As fundações decidiram pelo lançamento de Manifesto (‘Unidade para reconstruir o Brasil’) que proclama, como tarefas imediatas 1) “a restauração da democracia, do Estado democrático de direito, do equilíbrio entre os poderes da República e 2) garantia da realização das eleições de 2018, com pleno respeito à soberania popular; e não à proposta casuística do parlamentarismo e do semipresidencialismo”.

Esse encontro, das fundações, é um ponto de partida significativo, por si mesmo, pela sua simples existência, e porque promete hierarquizar as diferenças (que não podem ser substantivas) em proveito de um projeto tentativamente comum de resistência, caminhando para a reconstrução do País, nos termos, opção da esquerda brasileira, da ordem constitucional.

É preciso, porém, ter em conta, que as fundações – importantes institutos de pesquisa e formulação – não constituem instâncias partidárias e essas ainda não se pronunciaram sobre a proposta coletiva de projeto nacional. O selo das direções partidárias poderá constituir-se no fato novo dessas eleições e da história das esquerdas brasileiras, descobrindo o bom caminho das alianças programáticas.

Não se fala, nem falam as fundações, nem se está a cobrar dos partidos, uma aliança eleitoral; trata-se de um primeiro compromisso estratégico visando a unificar a mensagem das esquerdas, que, ademais, precisarão compreender, talvez pela primeira vez, que o adversário preferencial, mesmo no processo eleitoral, não é seu vizinho de margem, mas o neoliberalismo e seus representantes.
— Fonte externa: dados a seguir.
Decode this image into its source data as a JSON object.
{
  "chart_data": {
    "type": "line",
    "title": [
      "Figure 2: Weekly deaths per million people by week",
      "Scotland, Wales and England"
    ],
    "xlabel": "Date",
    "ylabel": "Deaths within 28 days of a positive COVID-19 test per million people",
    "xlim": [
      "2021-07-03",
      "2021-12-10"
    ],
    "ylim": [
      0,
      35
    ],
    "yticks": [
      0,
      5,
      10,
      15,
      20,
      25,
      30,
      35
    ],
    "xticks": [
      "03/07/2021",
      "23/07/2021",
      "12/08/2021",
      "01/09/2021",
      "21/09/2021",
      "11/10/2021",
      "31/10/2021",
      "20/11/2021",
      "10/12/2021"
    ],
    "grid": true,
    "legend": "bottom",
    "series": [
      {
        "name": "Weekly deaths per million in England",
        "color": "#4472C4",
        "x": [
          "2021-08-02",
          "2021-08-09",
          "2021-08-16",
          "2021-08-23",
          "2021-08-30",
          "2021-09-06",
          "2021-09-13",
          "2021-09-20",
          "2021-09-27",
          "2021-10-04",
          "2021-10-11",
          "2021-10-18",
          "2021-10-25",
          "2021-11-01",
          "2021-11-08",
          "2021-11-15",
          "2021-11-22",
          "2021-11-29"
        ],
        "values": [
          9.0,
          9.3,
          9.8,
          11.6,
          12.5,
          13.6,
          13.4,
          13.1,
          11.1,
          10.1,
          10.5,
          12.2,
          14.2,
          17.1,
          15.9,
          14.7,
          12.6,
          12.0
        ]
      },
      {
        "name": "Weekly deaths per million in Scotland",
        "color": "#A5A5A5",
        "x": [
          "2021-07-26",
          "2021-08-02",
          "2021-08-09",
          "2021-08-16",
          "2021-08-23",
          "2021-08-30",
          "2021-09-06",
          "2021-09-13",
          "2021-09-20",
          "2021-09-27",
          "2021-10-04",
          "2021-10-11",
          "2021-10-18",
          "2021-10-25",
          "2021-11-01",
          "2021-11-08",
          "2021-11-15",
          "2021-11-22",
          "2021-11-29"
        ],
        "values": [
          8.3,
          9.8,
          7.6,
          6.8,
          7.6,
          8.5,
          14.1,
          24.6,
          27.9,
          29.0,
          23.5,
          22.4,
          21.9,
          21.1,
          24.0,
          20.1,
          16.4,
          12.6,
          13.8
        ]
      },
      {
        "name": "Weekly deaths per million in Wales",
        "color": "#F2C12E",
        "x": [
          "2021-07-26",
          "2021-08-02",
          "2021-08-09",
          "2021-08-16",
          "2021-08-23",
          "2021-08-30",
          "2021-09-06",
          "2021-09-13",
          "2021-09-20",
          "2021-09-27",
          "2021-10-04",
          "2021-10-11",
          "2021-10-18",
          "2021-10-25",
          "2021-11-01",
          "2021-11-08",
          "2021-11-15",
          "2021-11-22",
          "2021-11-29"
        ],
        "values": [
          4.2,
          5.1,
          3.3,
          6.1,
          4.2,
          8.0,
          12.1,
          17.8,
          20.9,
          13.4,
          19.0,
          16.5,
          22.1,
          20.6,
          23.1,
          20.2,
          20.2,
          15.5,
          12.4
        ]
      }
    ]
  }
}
O primeiro desdobramento do encontro das fundações deve ser uma frente democrática aberta a todos aqueles – partidos, movimentos, associações, personalidades – comprometidos com a preeminência da questão democrática, ponto de partida sem o qual carecerá de sentido qualquer disputa eleitoral.

Outro ponto, para discussão adiante, é o processo eleitoral (é preciso primeiro garanti-lo) e nele as disputas das siglas e suas candidaturas, todas originalmente legítimas. Ora, sem eleições democráticas – a prioridade das forças democráticas – esse debate cai no vazio.

Em momento de nuvens espessas o Barão de Itararé, filósofo disfarçado de humorista, anunciou, relembrando Hamlet: “Entre o céu e a terra há algo mais que os aviões de carreira”.
Theotônio partiu

Chega-nos a notícia esperada, mas temida e dolorosa. Após nove meses de uma sofrida luta contra a tragédia biológica, faleceu Theotônio dos Santos, brasileiro dos melhores, um dos maiores economistas-políticos brasileiros, pensador voltado para a economia latino-americana e um dos principais formuladores da teoria da dependência.

Ele simboliza, quando menos, o seguinte: o Brasil não é uma ilha, seus desafios não começam e terminam nele mesmo, e para superá-los é fundamental olhar para o cenário global, sobretudo o contexto na América Latina e do Hemisfério Sul, buscando expandir nossa compreensão e estabelecer alianças que nos fortaleçam.